Dancer, choreographer and ballet master August Bournonville directed the Royal Danish Ballet for nearly 50 years. His ballets reflect the 18th century French style of his training with typical Danish charm – warm and cheerful depictions of ordinary people. The Bournonville method is characterised by expressive mime and a quality of effortlessness and lightness – a softer upper body, contrasted with buoyant jumps and quick footwork. The port de bras (carriage of the arms) is low and rounded, gesturing toward the audience to welcome and involve them in the production.
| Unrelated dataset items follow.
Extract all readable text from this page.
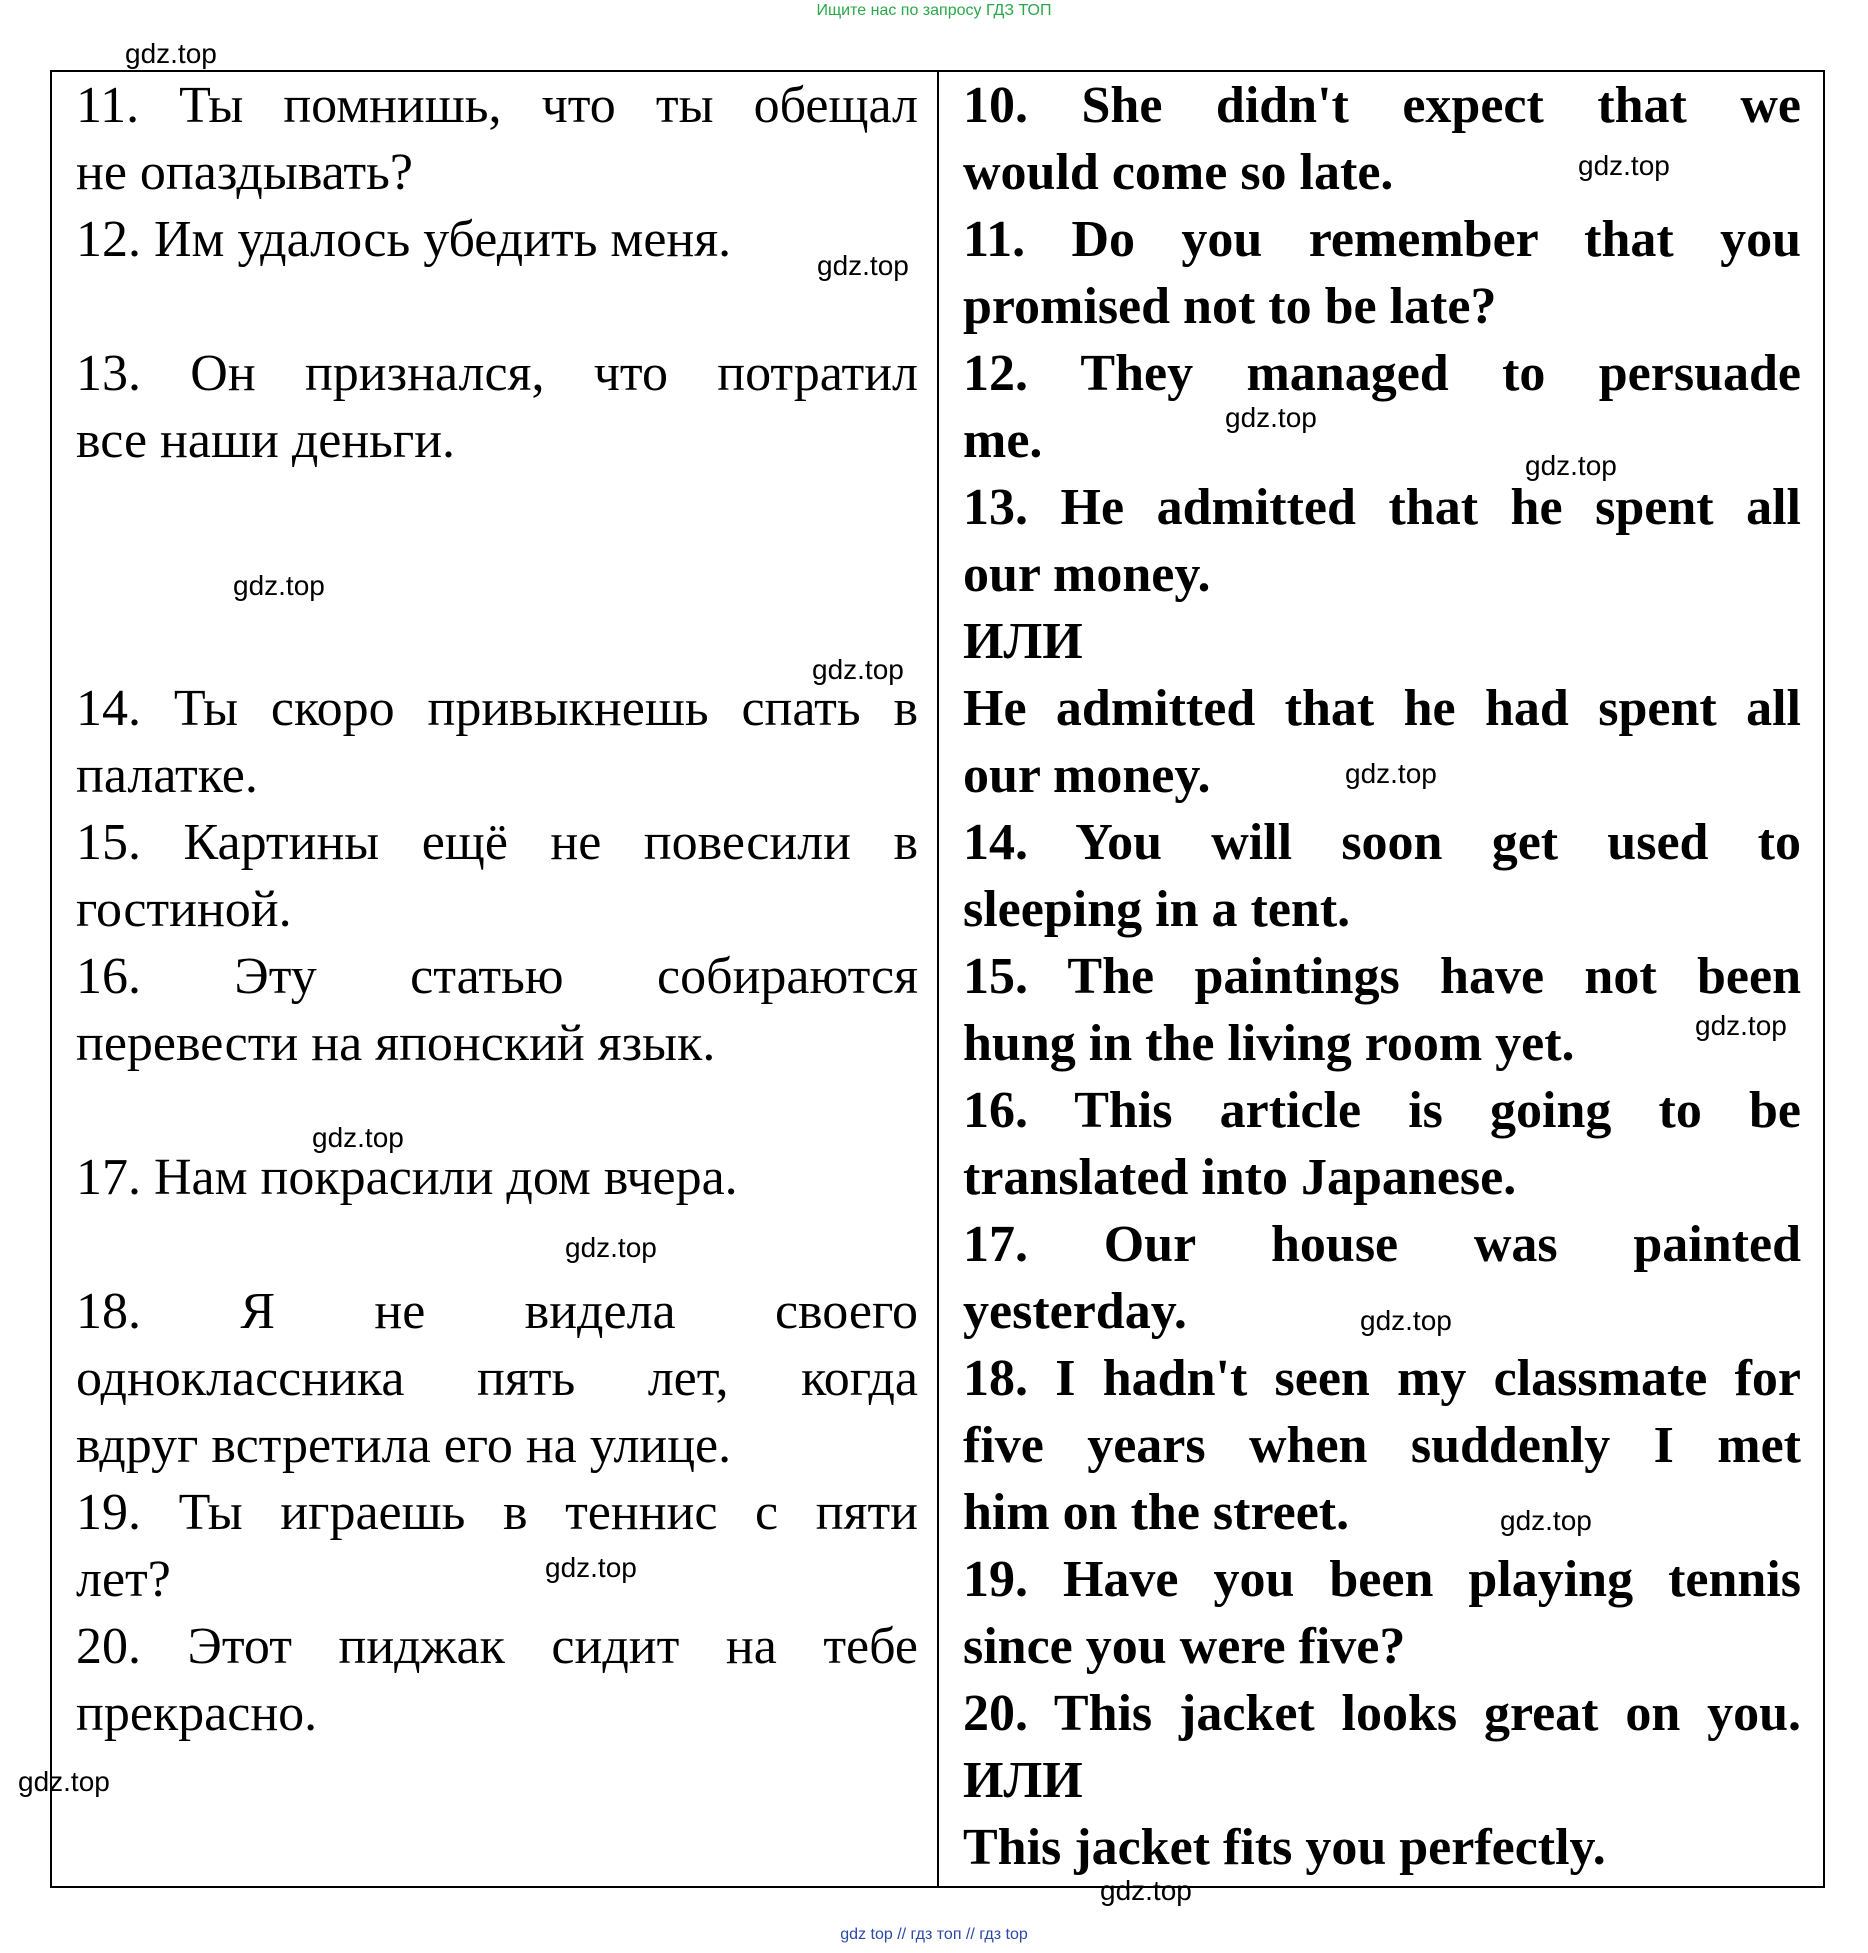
Ищите нас по запросу ГДЗ ТОП
11. Ты помнишь, что ты обещал
не опаздывать?
12. Им удалось убедить меня.
13. Он признался, что потратил
все наши деньги.
14. Ты скоро привыкнешь спать в
палатке.
15. Картины ещё не повесили в
гостиной.
16. Эту статью собираются
перевести на японский язык.
17. Нам покрасили дом вчера.
18. Я не видела своего
одноклассника пять лет, когда
вдруг встретила его на улице.
19. Ты играешь в теннис с пяти
лет?
20. Этот пиджак сидит на тебе
прекрасно.
10. She didn't expect that we
would come so late.
11. Do you remember that you
promised not to be late?
12. They managed to persuade
me.
13. He admitted that he spent all
our money.
ИЛИ
He admitted that he had spent all
our money.
14. You will soon get used to
sleeping in a tent.
15. The paintings have not been
hung in the living room yet.
16. This article is going to be
translated into Japanese.
17. Our house was painted
yesterday.
18. I hadn't seen my classmate for
five years when suddenly I met
him on the street.
19. Have you been playing tennis
since you were five?
20. This jacket looks great on you.
ИЛИ
This jacket fits you perfectly.
gdz.top
gdz.top
gdz.top
gdz.top
gdz.top
gdz.top
gdz.top
gdz.top
gdz.top
gdz.top
gdz.top
gdz.top
gdz.top
gdz.top
gdz.top
gdz.top
gdz top // гдз топ // гдз top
In Bournonville’s ballets, the transitions between steps are smooth and even, and no step is given more emphasis than the others.
See below for a dance from the ballet that August Bournonville is best remembered for – La Sylphide, performed here by the Paris Opéra Ballet.
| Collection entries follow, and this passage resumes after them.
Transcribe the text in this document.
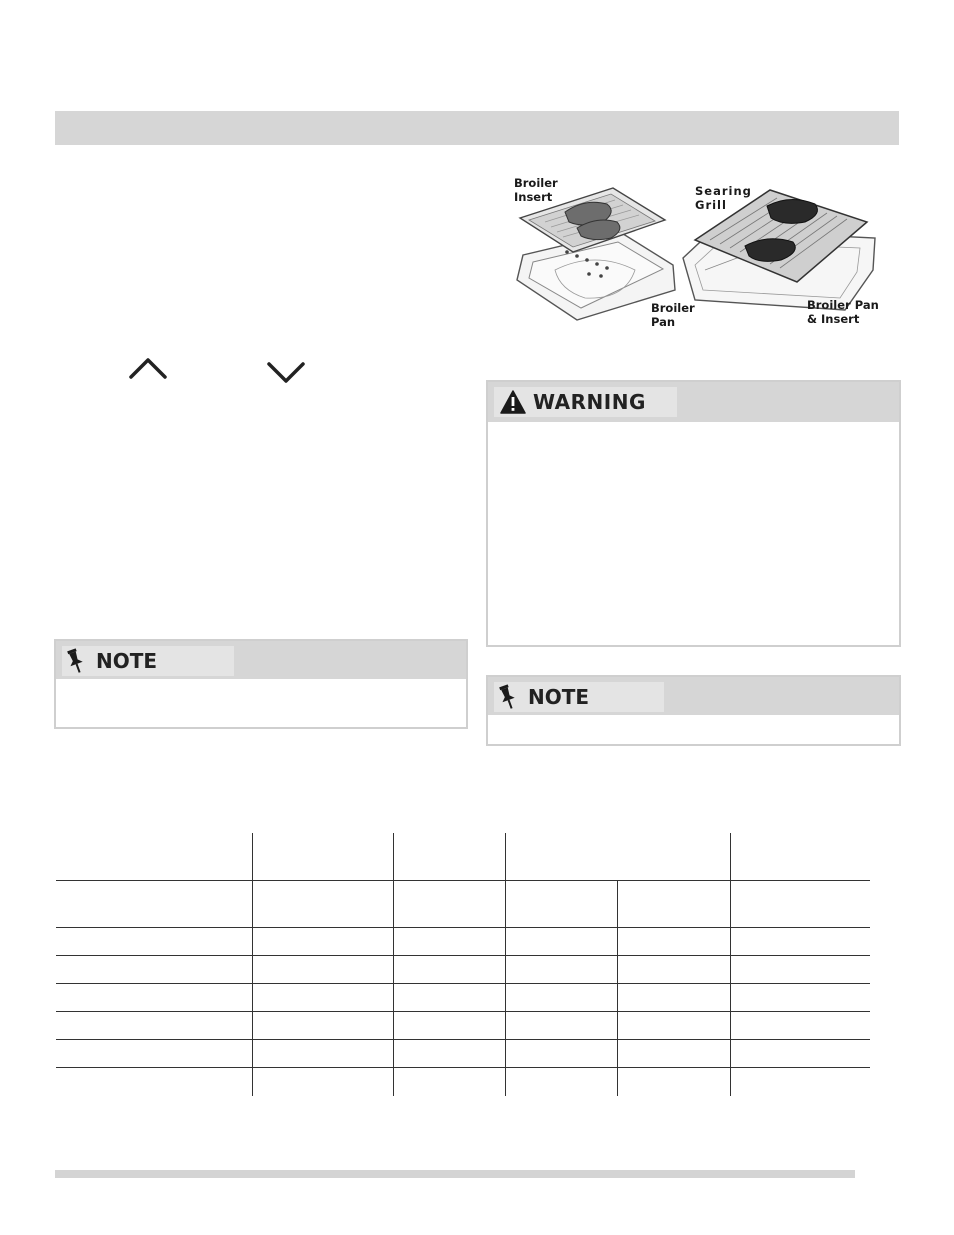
Broiler
Insert
Broiler
Pan
Searing
Grill
Broiler Pan
& Insert
WARNING
NOTE
NOTE
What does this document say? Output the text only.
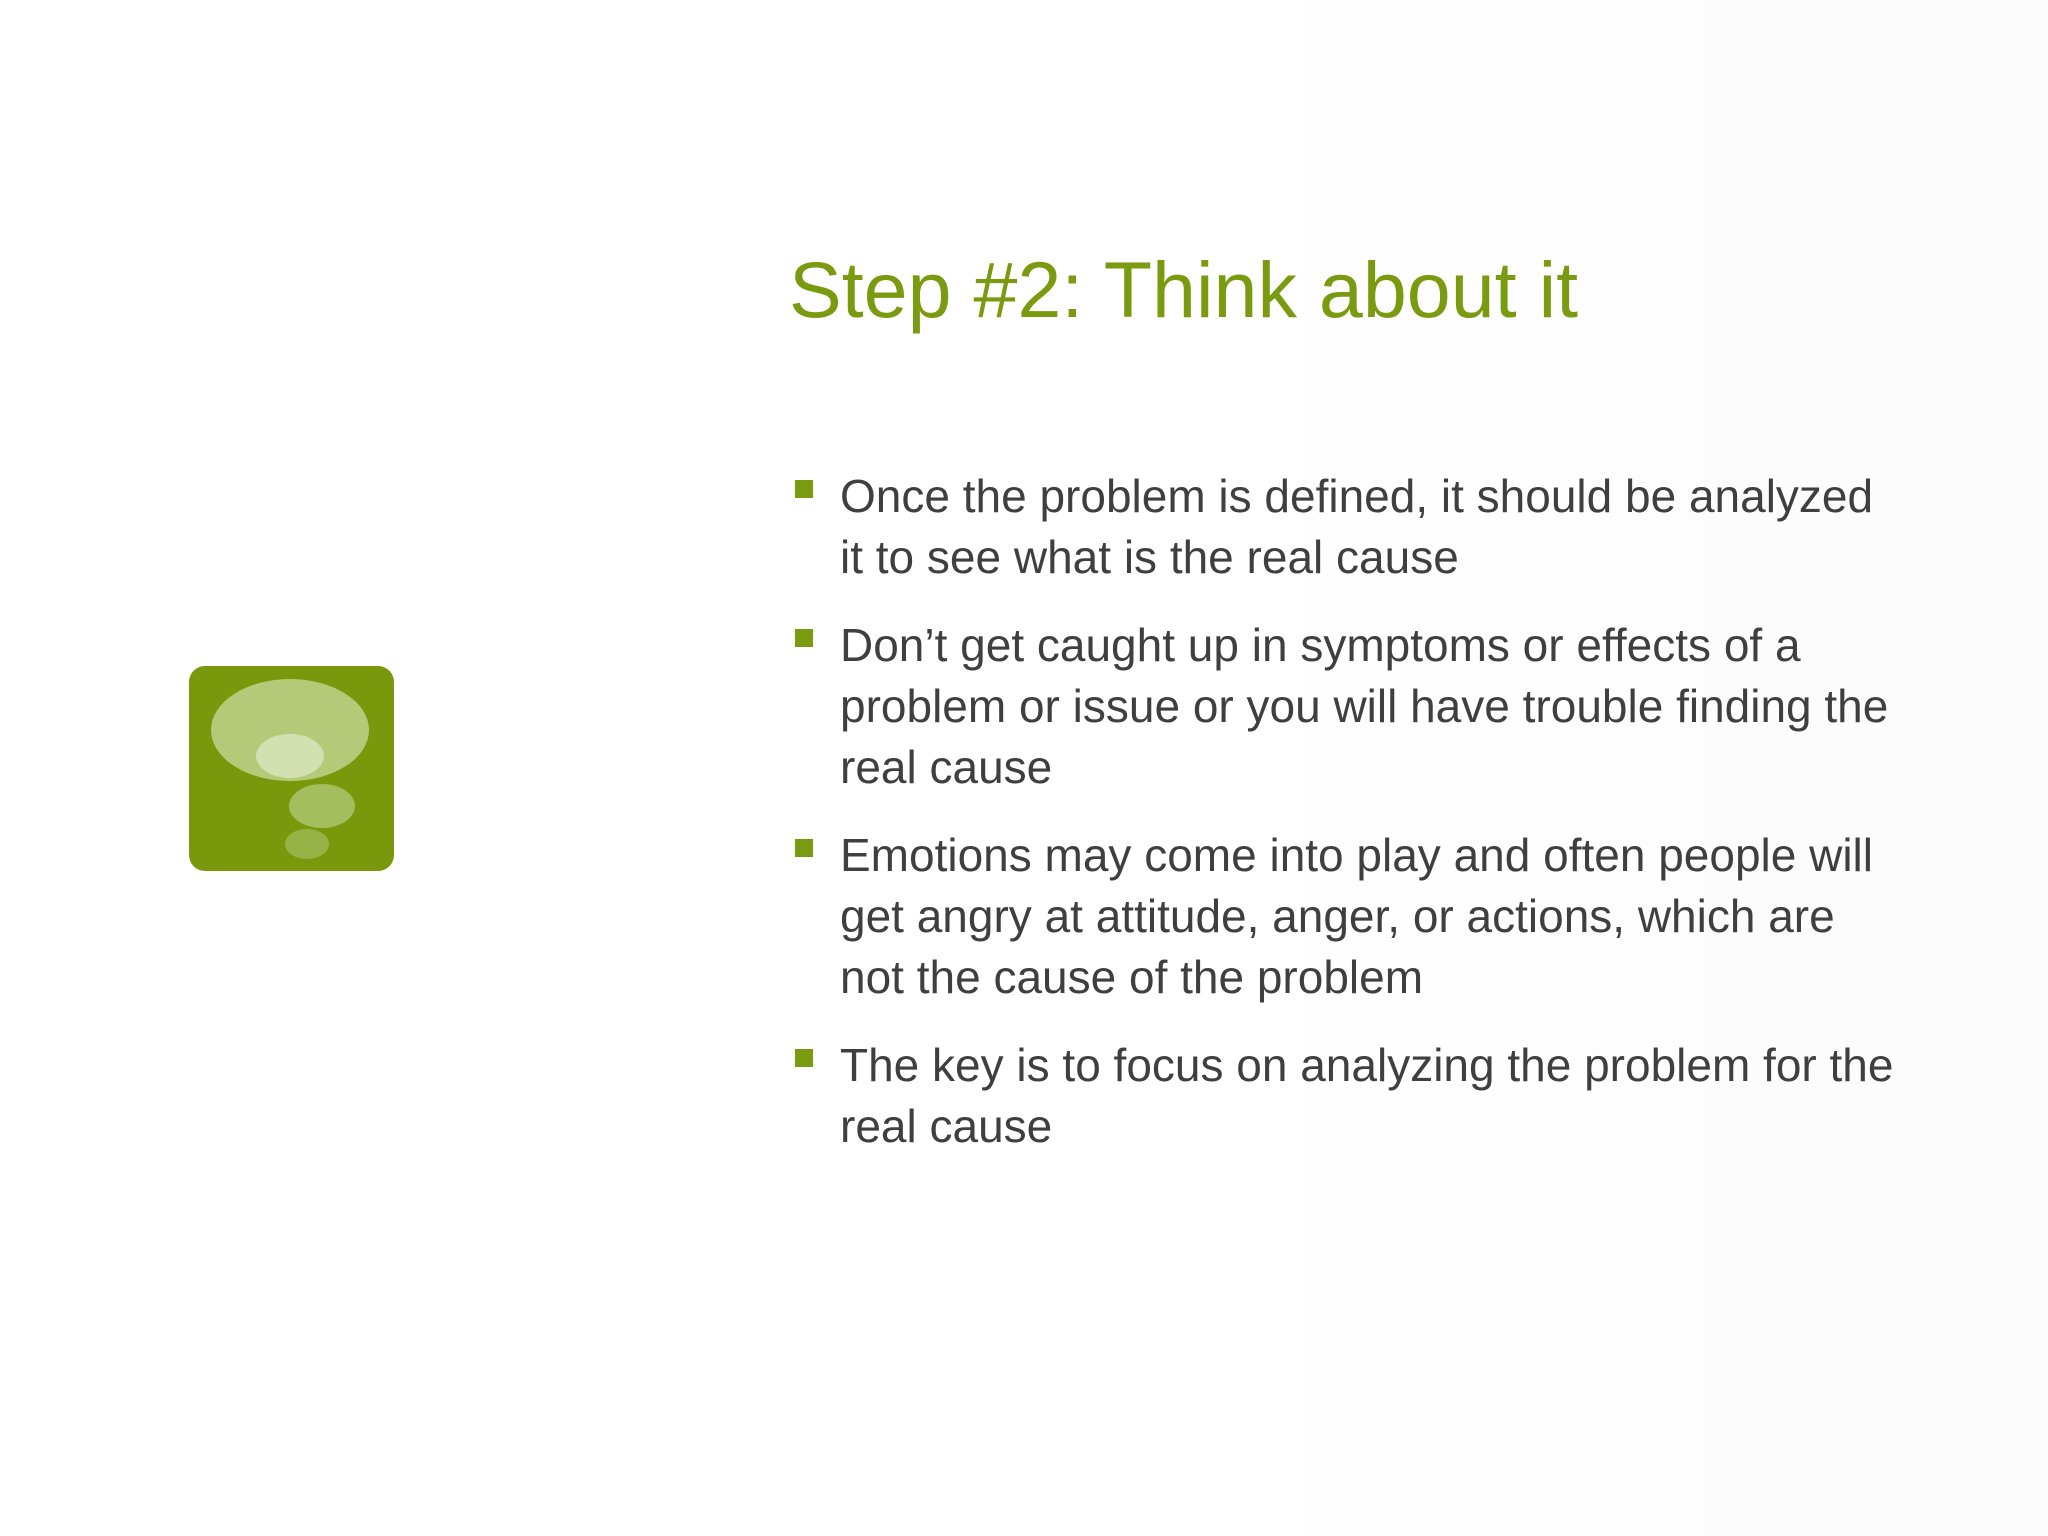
Step #2: Think about it
Once the problem is defined, it should be analyzed it to see what is the real cause
Don’t get caught up in symptoms or effects of a problem or issue or you will have trouble finding the real cause
Emotions may come into play and often people will get angry at attitude, anger, or actions, which are not the cause of the problem
The key is to focus on analyzing the problem for the real cause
Enrico Cecchetti (1850-1928) was one of the most important influences on the foundations of modern classical ballet training. He evolved a method of training in the 19th Century, working with professional dancers including Anna Pavlova and Vaslav Nijinsky, that is as relevant today as when it was first created.
His influence on British ballet has been far-reaching. Cecchetti trained under Giovanni Lepri, a pupil of the great Carlo Blasis who had codified the technique of classical ballet in 1820. Blasis’ ideas were developed further by Cecchetti who grouped the vocabulary into six sets of exercises, one for each day of the week. These exercises are performed on both the right and the left sides, starting with one side one week, followed by the other side the next week. Classes are regimented and planned, not improvised or dependent on the feelings of the teacher.
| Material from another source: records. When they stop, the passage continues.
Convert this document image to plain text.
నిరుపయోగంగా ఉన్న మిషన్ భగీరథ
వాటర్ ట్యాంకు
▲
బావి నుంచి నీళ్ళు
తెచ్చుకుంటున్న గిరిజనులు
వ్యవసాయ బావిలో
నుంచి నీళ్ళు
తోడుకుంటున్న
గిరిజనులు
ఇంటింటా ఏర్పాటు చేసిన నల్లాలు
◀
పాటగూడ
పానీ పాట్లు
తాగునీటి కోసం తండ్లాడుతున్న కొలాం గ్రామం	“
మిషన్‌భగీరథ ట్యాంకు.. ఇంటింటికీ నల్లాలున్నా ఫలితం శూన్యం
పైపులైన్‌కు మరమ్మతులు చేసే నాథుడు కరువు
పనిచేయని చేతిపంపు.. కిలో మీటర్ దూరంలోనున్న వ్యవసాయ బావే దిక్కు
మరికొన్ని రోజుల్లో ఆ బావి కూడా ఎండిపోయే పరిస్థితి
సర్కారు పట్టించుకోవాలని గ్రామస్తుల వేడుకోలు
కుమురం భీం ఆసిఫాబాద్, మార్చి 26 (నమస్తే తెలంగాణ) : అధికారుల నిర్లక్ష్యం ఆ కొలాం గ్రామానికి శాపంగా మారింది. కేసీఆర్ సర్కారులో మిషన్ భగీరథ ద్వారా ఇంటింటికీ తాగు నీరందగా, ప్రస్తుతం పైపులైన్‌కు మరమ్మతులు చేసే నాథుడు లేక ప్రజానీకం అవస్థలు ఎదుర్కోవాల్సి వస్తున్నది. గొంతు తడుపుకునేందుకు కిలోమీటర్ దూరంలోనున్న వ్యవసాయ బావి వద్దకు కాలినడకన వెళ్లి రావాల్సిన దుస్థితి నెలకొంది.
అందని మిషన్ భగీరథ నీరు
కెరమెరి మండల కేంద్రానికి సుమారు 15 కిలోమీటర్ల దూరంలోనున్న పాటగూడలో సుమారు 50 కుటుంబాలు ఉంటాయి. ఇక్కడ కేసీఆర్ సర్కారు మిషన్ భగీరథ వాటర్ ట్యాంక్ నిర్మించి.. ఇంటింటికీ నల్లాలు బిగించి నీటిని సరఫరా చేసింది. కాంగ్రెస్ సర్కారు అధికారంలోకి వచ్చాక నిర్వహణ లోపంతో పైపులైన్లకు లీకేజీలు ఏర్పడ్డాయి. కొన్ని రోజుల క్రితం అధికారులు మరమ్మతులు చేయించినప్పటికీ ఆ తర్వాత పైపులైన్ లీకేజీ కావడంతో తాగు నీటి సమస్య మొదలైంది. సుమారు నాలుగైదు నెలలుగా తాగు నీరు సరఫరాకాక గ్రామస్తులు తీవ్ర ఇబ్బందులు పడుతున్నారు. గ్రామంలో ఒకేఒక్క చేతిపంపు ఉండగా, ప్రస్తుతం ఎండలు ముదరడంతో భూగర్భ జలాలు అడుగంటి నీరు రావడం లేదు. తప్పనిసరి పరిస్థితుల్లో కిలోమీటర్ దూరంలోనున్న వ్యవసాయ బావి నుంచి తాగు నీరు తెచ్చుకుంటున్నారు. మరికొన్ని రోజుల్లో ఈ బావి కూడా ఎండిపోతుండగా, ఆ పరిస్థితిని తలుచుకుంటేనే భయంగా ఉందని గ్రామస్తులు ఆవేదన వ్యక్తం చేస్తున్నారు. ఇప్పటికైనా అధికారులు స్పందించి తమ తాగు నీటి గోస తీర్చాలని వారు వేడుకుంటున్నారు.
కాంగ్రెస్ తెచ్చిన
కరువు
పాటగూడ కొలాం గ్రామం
Ultimately, the Cecchetti method trains its dancers to think about ballet as an exact science. More than other types of classical ballet, the Cecchetti method teaches the flowing of arms between the various positions. Cecchetti students are taught to think about the movements of their appendages, such as legs and head, as one unit in relation to their full body. The rigorous technique also focuses on quick feet, crisp lines and seamless transitions between positions.
The Cecchetti method also advocates natural turnout, based on a natural range of motion, rather than teaching dancers to force the turnout of their feet. Anna Pavlova is one of the many famous ballerinas who was influenced by the method.
Imperial Classical Ballet
ISTD, the Imperial Society of Teachers of Dancing is a London based examination board that conducts dance exams worldwide for a range of dance methods, from Ballroom to Bharatnatyam. Imperial Classical Ballet is what we learn at TLFCB. Imperial Classical Ballet is based on the teaching of the French School at the Paris Opéra. The syllabus, first written in 1913, has evolved to promote the English classical ballet method and to address the changing needs of ballet dancers today. Focusing on encouraging a sound basic technique and an understanding of musical interpretation it provides the essentials of a pure classical training. ISTD also has another method of ballet known as the Cecchetti Classical method. The other main facet of the English method is the Royal Academy of Dance or RAD which was founded in 1921. It is also an examination board.
Watch Lise’s Solo from Frederick Ashton’s La Fille Mal Gardée. It is a classic English ballet and is a regular part of The Royal Ballet’s repertoire.
All in all, we find that it is the coming together of many small, diverse details that bring uniqueness and a special something to all these methods. It leaves you feeling something different each time you watch a ballet performance.